The focus on strong trusts is intended to help every child fulfil their potential, by making sure teachers and schools have the trust’s support in everything from teacher training to the curriculum.
The implementation plan for the coming academic year commits to working with local partners within each of the Department’s 55 Education Investment Areas (EIAs), and publishing priorities for each by the autumn.
The Department will lead strategic planning to address local challenges in EIAs, such as how to best:
- strengthen existing local trusts;
- attract strong trusts to operate locally;
- support small, rural schools; and
- manage the transition of all schools in an area to a fully trust led system.
The Department has also today published details of how local authorities can apply to establish a multi-academy trust.

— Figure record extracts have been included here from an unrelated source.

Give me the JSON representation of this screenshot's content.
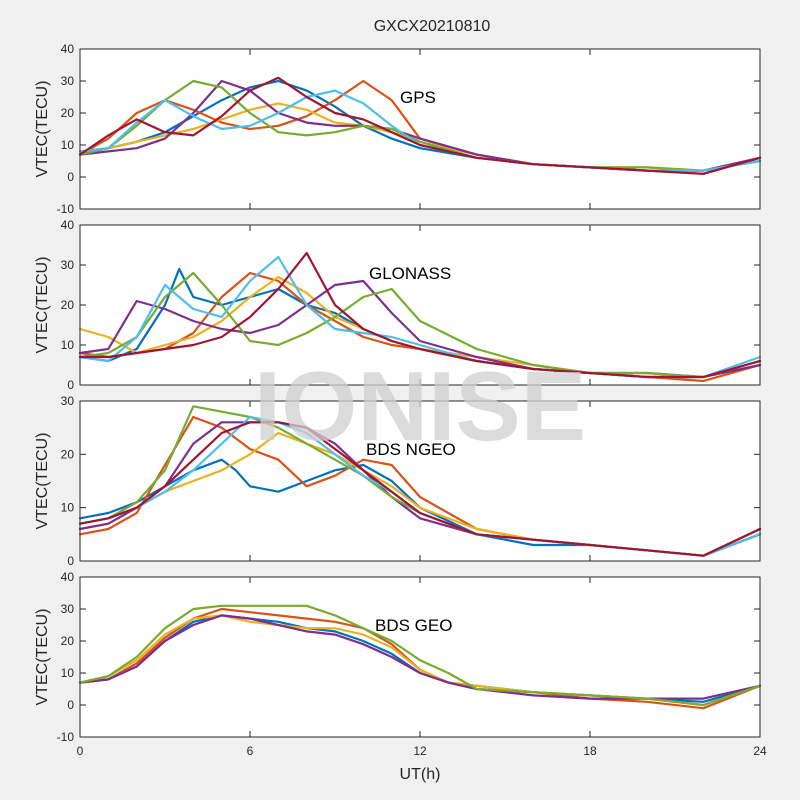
{
  "figure": {
    "title": "GXCX20210810",
    "xlabel": "UT(h)",
    "watermark": "IONISE"
  },
  "colors": [
    "#0072BD",
    "#D95319",
    "#EDB120",
    "#7E2F8E",
    "#77AC30",
    "#4DBEEE",
    "#A2142F"
  ],
  "chart_data": [
    {
      "type": "line",
      "annotation": "GPS",
      "ylabel": "VTEC(TECU)",
      "xlim": [
        0,
        24
      ],
      "ylim": [
        -10,
        40
      ],
      "xticks": [
        0,
        6,
        12,
        18,
        24
      ],
      "yticks": [
        -10,
        0,
        10,
        20,
        30,
        40
      ],
      "grid": false,
      "series": [
        {
          "x": [
            0,
            1,
            2,
            3,
            4,
            5,
            6,
            7,
            8,
            9,
            10,
            11,
            12,
            14,
            16,
            18,
            20,
            22,
            24
          ],
          "y": [
            8,
            9,
            11,
            14,
            19,
            24,
            28,
            30,
            27,
            22,
            16,
            12,
            9,
            6,
            4,
            3,
            2,
            2,
            5
          ]
        },
        {
          "x": [
            0,
            1,
            2,
            3,
            4,
            5,
            6,
            7,
            8,
            9,
            10,
            11,
            12,
            14,
            16,
            18,
            20,
            22,
            24
          ],
          "y": [
            7,
            12,
            20,
            24,
            21,
            17,
            15,
            16,
            19,
            24,
            30,
            24,
            12,
            7,
            4,
            3,
            2,
            1,
            6
          ]
        },
        {
          "x": [
            0,
            1,
            2,
            3,
            4,
            5,
            6,
            7,
            8,
            9,
            10,
            11,
            12,
            14,
            16,
            18,
            20,
            22,
            24
          ],
          "y": [
            8,
            9,
            11,
            13,
            15,
            18,
            21,
            23,
            21,
            17,
            16,
            14,
            11,
            7,
            4,
            3,
            3,
            2,
            5
          ]
        },
        {
          "x": [
            0,
            1,
            2,
            3,
            4,
            5,
            6,
            7,
            8,
            9,
            10,
            11,
            12,
            14,
            16,
            18,
            20,
            22,
            24
          ],
          "y": [
            7,
            8,
            9,
            12,
            20,
            30,
            27,
            20,
            17,
            16,
            16,
            15,
            12,
            7,
            4,
            3,
            2,
            2,
            6
          ]
        },
        {
          "x": [
            0,
            1,
            2,
            3,
            4,
            5,
            6,
            7,
            8,
            9,
            10,
            11,
            12,
            14,
            16,
            18,
            20,
            22,
            24
          ],
          "y": [
            7,
            9,
            16,
            24,
            30,
            28,
            20,
            14,
            13,
            14,
            16,
            15,
            11,
            6,
            4,
            3,
            3,
            2,
            5
          ]
        },
        {
          "x": [
            0,
            1,
            2,
            3,
            4,
            5,
            6,
            7,
            8,
            9,
            10,
            11,
            12,
            14,
            16,
            18,
            20,
            22,
            24
          ],
          "y": [
            8,
            9,
            17,
            24,
            19,
            15,
            16,
            20,
            25,
            27,
            23,
            16,
            10,
            6,
            4,
            3,
            2,
            2,
            5
          ]
        },
        {
          "x": [
            0,
            1,
            2,
            3,
            4,
            5,
            6,
            7,
            8,
            9,
            10,
            11,
            12,
            14,
            16,
            18,
            20,
            22,
            24
          ],
          "y": [
            7,
            13,
            18,
            14,
            13,
            19,
            27,
            31,
            25,
            20,
            18,
            14,
            10,
            6,
            4,
            3,
            2,
            1,
            6
          ]
        }
      ]
    },
    {
      "type": "line",
      "annotation": "GLONASS",
      "ylabel": "VTEC(TECU)",
      "xlim": [
        0,
        24
      ],
      "ylim": [
        0,
        40
      ],
      "xticks": [
        0,
        6,
        12,
        18,
        24
      ],
      "yticks": [
        0,
        10,
        20,
        30,
        40
      ],
      "grid": false,
      "series": [
        {
          "x": [
            0,
            1,
            2,
            3,
            3.5,
            4,
            5,
            6,
            7,
            8,
            9,
            10,
            11,
            12,
            14,
            16,
            18,
            20,
            22,
            24
          ],
          "y": [
            7,
            6,
            9,
            20,
            29,
            22,
            20,
            22,
            24,
            20,
            18,
            14,
            11,
            9,
            6,
            4,
            3,
            2,
            2,
            6
          ]
        },
        {
          "x": [
            0,
            1,
            2,
            3,
            4,
            5,
            6,
            7,
            8,
            9,
            10,
            11,
            12,
            14,
            16,
            18,
            20,
            22,
            24
          ],
          "y": [
            8,
            7,
            8,
            9,
            13,
            22,
            28,
            26,
            20,
            16,
            12,
            10,
            9,
            6,
            4,
            3,
            2,
            1,
            5
          ]
        },
        {
          "x": [
            0,
            1,
            2,
            3,
            4,
            5,
            6,
            7,
            8,
            9,
            10,
            11,
            12,
            14,
            16,
            18,
            20,
            22,
            24
          ],
          "y": [
            14,
            12,
            8,
            10,
            12,
            16,
            22,
            27,
            23,
            17,
            14,
            11,
            9,
            7,
            5,
            3,
            2,
            2,
            6
          ]
        },
        {
          "x": [
            0,
            1,
            2,
            3,
            4,
            5,
            6,
            7,
            8,
            9,
            10,
            11,
            12,
            14,
            16,
            18,
            20,
            22,
            24
          ],
          "y": [
            8,
            9,
            21,
            19,
            16,
            14,
            13,
            15,
            20,
            25,
            26,
            18,
            11,
            7,
            4,
            3,
            3,
            2,
            5
          ]
        },
        {
          "x": [
            0,
            1,
            2,
            3,
            4,
            5,
            6,
            7,
            8,
            9,
            10,
            11,
            12,
            14,
            16,
            18,
            20,
            22,
            24
          ],
          "y": [
            7,
            8,
            12,
            22,
            28,
            20,
            11,
            10,
            13,
            17,
            22,
            24,
            16,
            9,
            5,
            3,
            3,
            2,
            6
          ]
        },
        {
          "x": [
            0,
            1,
            2,
            3,
            4,
            5,
            6,
            7,
            8,
            9,
            10,
            11,
            12,
            14,
            16,
            18,
            20,
            22,
            24
          ],
          "y": [
            7,
            6,
            12,
            25,
            19,
            17,
            26,
            32,
            20,
            14,
            13,
            12,
            10,
            6,
            4,
            3,
            2,
            2,
            7
          ]
        },
        {
          "x": [
            0,
            1,
            2,
            3,
            4,
            5,
            6,
            7,
            8,
            9,
            10,
            11,
            12,
            14,
            16,
            18,
            20,
            22,
            24
          ],
          "y": [
            7,
            7,
            8,
            9,
            10,
            12,
            17,
            24,
            33,
            20,
            14,
            11,
            9,
            6,
            4,
            3,
            2,
            2,
            6
          ]
        }
      ]
    },
    {
      "type": "line",
      "annotation": "BDS NGEO",
      "ylabel": "VTEC(TECU)",
      "xlim": [
        0,
        24
      ],
      "ylim": [
        0,
        30
      ],
      "xticks": [
        0,
        6,
        12,
        18,
        24
      ],
      "yticks": [
        0,
        10,
        20,
        30
      ],
      "grid": false,
      "series": [
        {
          "x": [
            0,
            1,
            2,
            3,
            4,
            5,
            5.5,
            6,
            7,
            8,
            9,
            10,
            11,
            12,
            14,
            16,
            18,
            20,
            22,
            24
          ],
          "y": [
            8,
            9,
            11,
            14,
            17,
            19,
            17,
            14,
            13,
            15,
            17,
            18,
            15,
            10,
            5,
            3,
            3,
            2,
            1,
            6
          ]
        },
        {
          "x": [
            0,
            1,
            2,
            3,
            4,
            5,
            6,
            7,
            8,
            9,
            10,
            11,
            12,
            14,
            16,
            18,
            20,
            22,
            24
          ],
          "y": [
            5,
            6,
            9,
            18,
            27,
            25,
            21,
            19,
            14,
            16,
            19,
            18,
            12,
            6,
            4,
            3,
            2,
            1,
            5
          ]
        },
        {
          "x": [
            0,
            1,
            2,
            3,
            4,
            5,
            6,
            7,
            8,
            9,
            10,
            11,
            12,
            14,
            16,
            18,
            20,
            22,
            24
          ],
          "y": [
            6,
            7,
            10,
            13,
            15,
            17,
            20,
            24,
            22,
            20,
            17,
            14,
            10,
            6,
            4,
            3,
            2,
            1,
            6
          ]
        },
        {
          "x": [
            0,
            1,
            2,
            3,
            4,
            5,
            6,
            7,
            8,
            9,
            10,
            11,
            12,
            14,
            16,
            18,
            20,
            22,
            24
          ],
          "y": [
            6,
            7,
            10,
            14,
            22,
            26,
            26,
            26,
            25,
            22,
            17,
            12,
            8,
            5,
            4,
            3,
            2,
            1,
            5
          ]
        },
        {
          "x": [
            0,
            1,
            2,
            3,
            4,
            5,
            6,
            7,
            8,
            9,
            10,
            11,
            12,
            14,
            16,
            18,
            20,
            22,
            24
          ],
          "y": [
            7,
            8,
            11,
            17,
            29,
            28,
            27,
            25,
            22,
            19,
            16,
            12,
            9,
            5,
            4,
            3,
            2,
            1,
            5
          ]
        },
        {
          "x": [
            0,
            1,
            2,
            3,
            4,
            5,
            6,
            7,
            8,
            9,
            10,
            11,
            12,
            14,
            16,
            18,
            20,
            22,
            24
          ],
          "y": [
            7,
            8,
            10,
            13,
            17,
            22,
            27,
            26,
            24,
            20,
            16,
            13,
            9,
            5,
            4,
            3,
            2,
            1,
            5
          ]
        },
        {
          "x": [
            0,
            1,
            2,
            3,
            4,
            5,
            6,
            7,
            8,
            9,
            10,
            11,
            12,
            14,
            16,
            18,
            20,
            22,
            24
          ],
          "y": [
            7,
            8,
            10,
            14,
            19,
            24,
            26,
            26,
            25,
            21,
            17,
            13,
            9,
            5,
            4,
            3,
            2,
            1,
            6
          ]
        }
      ]
    },
    {
      "type": "line",
      "annotation": "BDS GEO",
      "ylabel": "VTEC(TECU)",
      "xlim": [
        0,
        24
      ],
      "ylim": [
        -10,
        40
      ],
      "xticks": [
        0,
        6,
        12,
        18,
        24
      ],
      "yticks": [
        -10,
        0,
        10,
        20,
        30,
        40
      ],
      "grid": false,
      "series": [
        {
          "x": [
            0,
            1,
            2,
            3,
            4,
            5,
            6,
            7,
            8,
            9,
            10,
            11,
            12,
            13,
            14,
            16,
            18,
            20,
            22,
            24
          ],
          "y": [
            7,
            8,
            13,
            20,
            26,
            28,
            27,
            26,
            24,
            23,
            20,
            16,
            10,
            7,
            6,
            4,
            3,
            2,
            1,
            6
          ]
        },
        {
          "x": [
            0,
            1,
            2,
            3,
            4,
            5,
            6,
            7,
            8,
            9,
            10,
            11,
            12,
            13,
            14,
            16,
            18,
            20,
            22,
            24
          ],
          "y": [
            7,
            8,
            13,
            21,
            27,
            30,
            29,
            28,
            27,
            26,
            24,
            19,
            11,
            7,
            5,
            4,
            2,
            1,
            -1,
            6
          ]
        },
        {
          "x": [
            0,
            1,
            2,
            3,
            4,
            5,
            6,
            7,
            8,
            9,
            10,
            11,
            12,
            13,
            14,
            16,
            18,
            20,
            22,
            24
          ],
          "y": [
            7,
            9,
            14,
            22,
            27,
            28,
            26,
            25,
            24,
            24,
            22,
            18,
            11,
            7,
            6,
            4,
            3,
            2,
            0,
            6
          ]
        },
        {
          "x": [
            0,
            1,
            2,
            3,
            4,
            5,
            6,
            7,
            8,
            9,
            10,
            11,
            12,
            13,
            14,
            16,
            18,
            20,
            22,
            24
          ],
          "y": [
            7,
            8,
            12,
            20,
            25,
            28,
            27,
            25,
            23,
            22,
            19,
            15,
            10,
            7,
            5,
            3,
            2,
            2,
            2,
            6
          ]
        },
        {
          "x": [
            0,
            1,
            2,
            3,
            4,
            5,
            6,
            7,
            8,
            9,
            10,
            11,
            12,
            13,
            14,
            16,
            18,
            20,
            22,
            24
          ],
          "y": [
            7,
            9,
            15,
            24,
            30,
            31,
            31,
            31,
            31,
            28,
            24,
            20,
            14,
            10,
            5,
            4,
            3,
            2,
            0,
            6
          ]
        }
      ]
    }
  ]
}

This ‘test and learn’ activity will take place with a view to applying identified best practice nationwide following the conclusion of the planned academy trust regulatory review and once the Schools Bill has become law.
More details of the regulatory review are to be published in the coming weeks, to make sure that as all schools become part of an academy trust, the right framework is in place to hold trusts to account to high standards in their support of their schools, pupils, and local communities.

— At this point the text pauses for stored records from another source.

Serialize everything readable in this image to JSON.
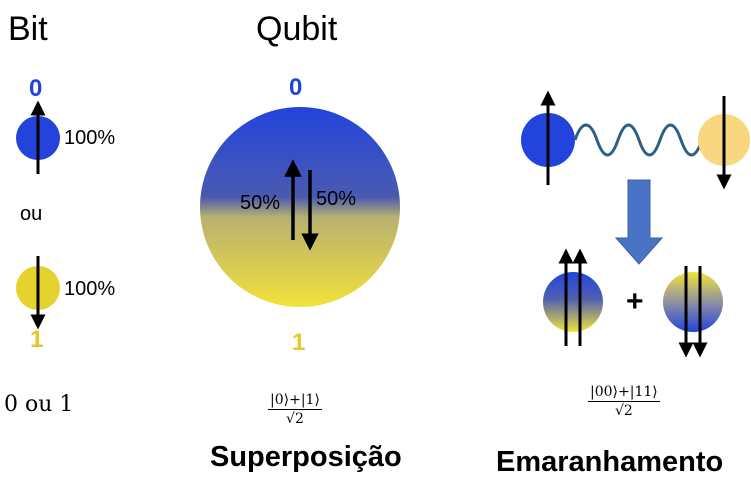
{
  "colors": {
    "blue": "#2244dd",
    "yellow": "#e6d22e",
    "light_yellow": "#f9d77e",
    "wave": "#2b5f86",
    "arrow_down_fill": "#4a73c6"
  },
  "bit": {
    "title": "Bit",
    "state_zero": "0",
    "state_one": "1",
    "prob_zero": "100%",
    "prob_one": "100%",
    "or_word": "ou",
    "caption": "0 ou 1"
  },
  "qubit": {
    "title": "Qubit",
    "state_zero": "0",
    "state_one": "1",
    "prob_up": "50%",
    "prob_down": "50%",
    "formula_numerator": "|0⟩+|1⟩",
    "formula_denominator": "√2",
    "label": "Superposição"
  },
  "entanglement": {
    "plus": "+",
    "formula_numerator": "|00⟩+|11⟩",
    "formula_denominator": "√2",
    "label": "Emaranhamento"
  }
}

The Schools Bill will bring the new regulatory standards developed through the review on to a statutory footing, provide a range of new powers to drive up standards, including the possibility for the Secretary of State to intervene in the very rare case of a failing academy trust, and support the 2030 goal, including allowing local authorities to request their schools move into strong trusts.
Schools Minister Baroness Barran said:
There has been a real energy and interest from across the school sector in our plans to transition all schools into strong academy trusts to help secure the best outcomes for children.
Asking all schools to join strong trusts is not only borne out of our ambition for young people – but also because strong trusts provide wider opportunities for teachers and support for schools, helping deliver on our White Paper missions to drive up outcomes in maths and English for children leaving primary school and completing their GCSEs.
I am determined that we capitalise on the shared enthusiasm I am seeing from across the sector to do the best for every child, by using the next year to develop a partnership approach to innovating, learning, and using data and evidence as we build the 2030 school system.
The 22/23 implementation plan outlines how schools, trusts, local authorities and, where applicable, dioceses or other faith bodies, can take the next steps in the journey towards a stronger and fairer system.
It also encourages organisations to pose themselves a series of challenging questions – about the growth rate they could sustain as a trust, or capacity of the school or local authority to establish a new trust – to support them in engaging constructively with the Department over the coming year.
The Department will, over the course of the year, build out its best practice approach to strategic planning with local areas – known as area-based commissioning – with the intention of expanding the approach nationwide from 23/24.